At its core, this is about organisational design and change, not just innovation.
What you can do now
The actions you need to take are practical, not theoretical. They are about realism, sequencing and clarity.
- Match ambition to organisational maturity. Many organisations aspire to advance AI solutions before foundational elements are in place (such as good data) and dependencies are understood. You need to be honest about the readiness of your business and recognise your critical role in setting realistic expectations.
- Understand your organisation’s natural speed limit. Effective AI adoption hinges on changing behaviours and mindsets across the workforce. Actively engage your people to understand sentiment and preconceptions around AI, including trust issues.

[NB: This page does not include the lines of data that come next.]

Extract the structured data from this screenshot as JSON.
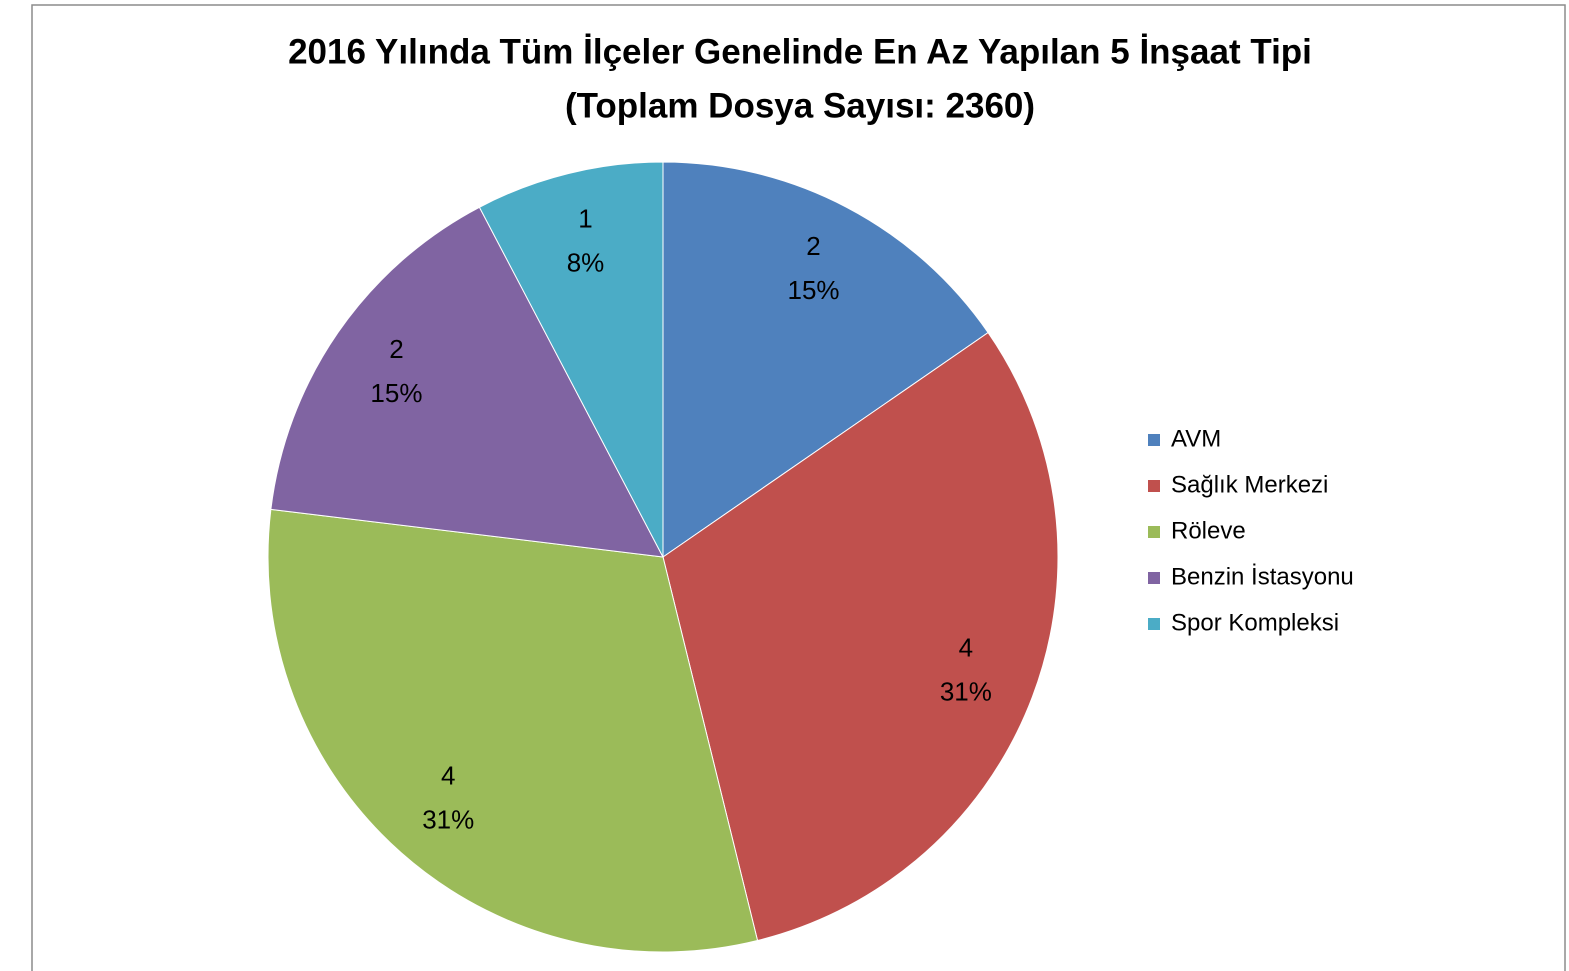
{
  "chart_data": {
    "type": "pie",
    "title": [
      "2016 Yılında Tüm İlçeler Genelinde  En Az Yapılan 5 İnşaat Tipi",
      "(Toplam Dosya Sayısı: 2360)"
    ],
    "categories": [
      "AVM",
      "Sağlık Merkezi",
      "Röleve",
      "Benzin İstasyonu",
      "Spor Kompleksi"
    ],
    "values": [
      2,
      4,
      4,
      2,
      1
    ],
    "percent_labels": [
      "15%",
      "31%",
      "31%",
      "15%",
      "8%"
    ],
    "colors": [
      "#4f81bd",
      "#c0504d",
      "#9bbb59",
      "#8064a2",
      "#4bacc6"
    ],
    "legend": "right"
  }
}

From this, determine how far the organisation needs to go and the pace of change it can realistically absorb. Where competitors are moving faster, be deliberate about the change accelerators you can introduce.
- Anchor AI decisions in strategic workforce planning. Develop a clear view of current roles, skills, and task-level activities to understand where the impact of AI will be most felt, and how roles will evolve. Look ahead with strategic workforce planning to map future capability needs over the next three to five years, combining human and AI capabilities to allow you keep plans adaptable.

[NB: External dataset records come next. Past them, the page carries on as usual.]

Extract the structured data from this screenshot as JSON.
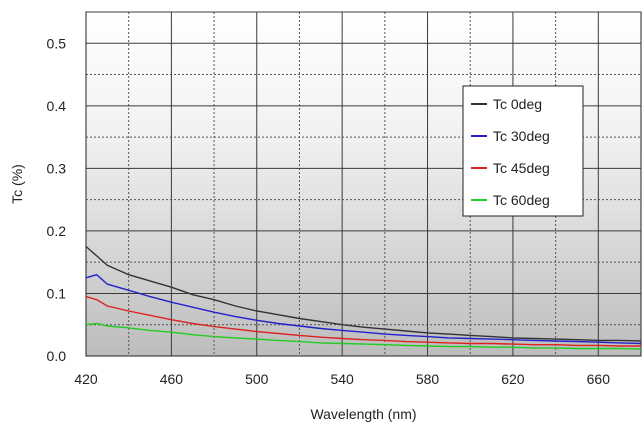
{
  "chart_data": {
    "type": "line",
    "title": "",
    "xlabel": "Wavelength (nm)",
    "ylabel": "Tc (%)",
    "xlim": [
      420,
      680
    ],
    "ylim": [
      0.0,
      0.55
    ],
    "xticks": [
      420,
      460,
      500,
      540,
      580,
      620,
      660
    ],
    "xtick_labels": [
      "420",
      "460",
      "500",
      "540",
      "580",
      "620",
      "660"
    ],
    "yticks": [
      0.0,
      0.1,
      0.2,
      0.3,
      0.4,
      0.5
    ],
    "ytick_labels": [
      "0.0",
      "0.1",
      "0.2",
      "0.3",
      "0.4",
      "0.5"
    ],
    "grid": true,
    "legend_position": "top-right",
    "series": [
      {
        "name": "Tc 0deg",
        "color": "#333333",
        "x": [
          420,
          425,
          430,
          440,
          450,
          460,
          470,
          480,
          490,
          500,
          510,
          520,
          530,
          540,
          550,
          560,
          570,
          580,
          590,
          600,
          610,
          620,
          630,
          640,
          650,
          660,
          670,
          680
        ],
        "y": [
          0.175,
          0.16,
          0.145,
          0.13,
          0.12,
          0.11,
          0.098,
          0.09,
          0.08,
          0.072,
          0.066,
          0.06,
          0.055,
          0.05,
          0.046,
          0.043,
          0.04,
          0.037,
          0.035,
          0.033,
          0.031,
          0.029,
          0.028,
          0.027,
          0.026,
          0.025,
          0.025,
          0.024
        ]
      },
      {
        "name": "Tc 30deg",
        "color": "#2222cc",
        "x": [
          420,
          425,
          430,
          440,
          450,
          460,
          470,
          480,
          490,
          500,
          510,
          520,
          530,
          540,
          550,
          560,
          570,
          580,
          590,
          600,
          610,
          620,
          630,
          640,
          650,
          660,
          670,
          680
        ],
        "y": [
          0.125,
          0.13,
          0.115,
          0.105,
          0.095,
          0.086,
          0.078,
          0.07,
          0.063,
          0.057,
          0.052,
          0.048,
          0.044,
          0.041,
          0.038,
          0.035,
          0.033,
          0.031,
          0.029,
          0.028,
          0.027,
          0.026,
          0.025,
          0.024,
          0.023,
          0.022,
          0.021,
          0.02
        ]
      },
      {
        "name": "Tc 45deg",
        "color": "#dd2222",
        "x": [
          420,
          425,
          430,
          440,
          450,
          460,
          470,
          480,
          490,
          500,
          510,
          520,
          530,
          540,
          550,
          560,
          570,
          580,
          590,
          600,
          610,
          620,
          630,
          640,
          650,
          660,
          670,
          680
        ],
        "y": [
          0.095,
          0.09,
          0.08,
          0.072,
          0.065,
          0.058,
          0.052,
          0.047,
          0.043,
          0.039,
          0.036,
          0.033,
          0.03,
          0.028,
          0.026,
          0.025,
          0.023,
          0.022,
          0.021,
          0.02,
          0.02,
          0.019,
          0.018,
          0.018,
          0.017,
          0.017,
          0.016,
          0.016
        ]
      },
      {
        "name": "Tc 60deg",
        "color": "#22cc22",
        "x": [
          420,
          425,
          430,
          440,
          450,
          460,
          470,
          480,
          490,
          500,
          510,
          520,
          530,
          540,
          550,
          560,
          570,
          580,
          590,
          600,
          610,
          620,
          630,
          640,
          650,
          660,
          670,
          680
        ],
        "y": [
          0.05,
          0.052,
          0.048,
          0.045,
          0.041,
          0.038,
          0.034,
          0.031,
          0.029,
          0.027,
          0.025,
          0.023,
          0.021,
          0.02,
          0.019,
          0.018,
          0.017,
          0.016,
          0.015,
          0.015,
          0.014,
          0.014,
          0.013,
          0.013,
          0.012,
          0.012,
          0.012,
          0.011
        ]
      }
    ]
  }
}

Anticipate how your workforce will inevitably evolve through natural attrition and mobility, and aim to identify gaps early. Above all, treat talent as a strategic asset— investing in continuous learning to build an adaptable culture that values growth alongside expertise.
These actions do not require perfect foresight. They require disciplined choices.
What good looks like in practice
Organisations getting this right tend to approach AI through the lens of strategic workforce planning and change. They use data and industry insight to understand how roles are shifting with AI. They invest in skills and capability where it matters most. And they engage and communicate clearly with people about how work will evolve and the central role that humans will need to play.
They also resist the temptation to over‑hype AI. Practical examples, credible timelines and realistic expectations build trust and momentum, allowing pace to become something that is actively managed, not reactively absorbed.
What to watch next
It’s likely that pressure on organisational pace will continue to intensify. Tools will improve, as expectations rise. Prepare to be asked, not just what AI you are using, but how your workforce is changing as a result.
Those who invest now in understanding roles, skills and capability and future workforce needs will have far more freedom to move quickly later. Those who do not may find that speed becomes their biggest constraint.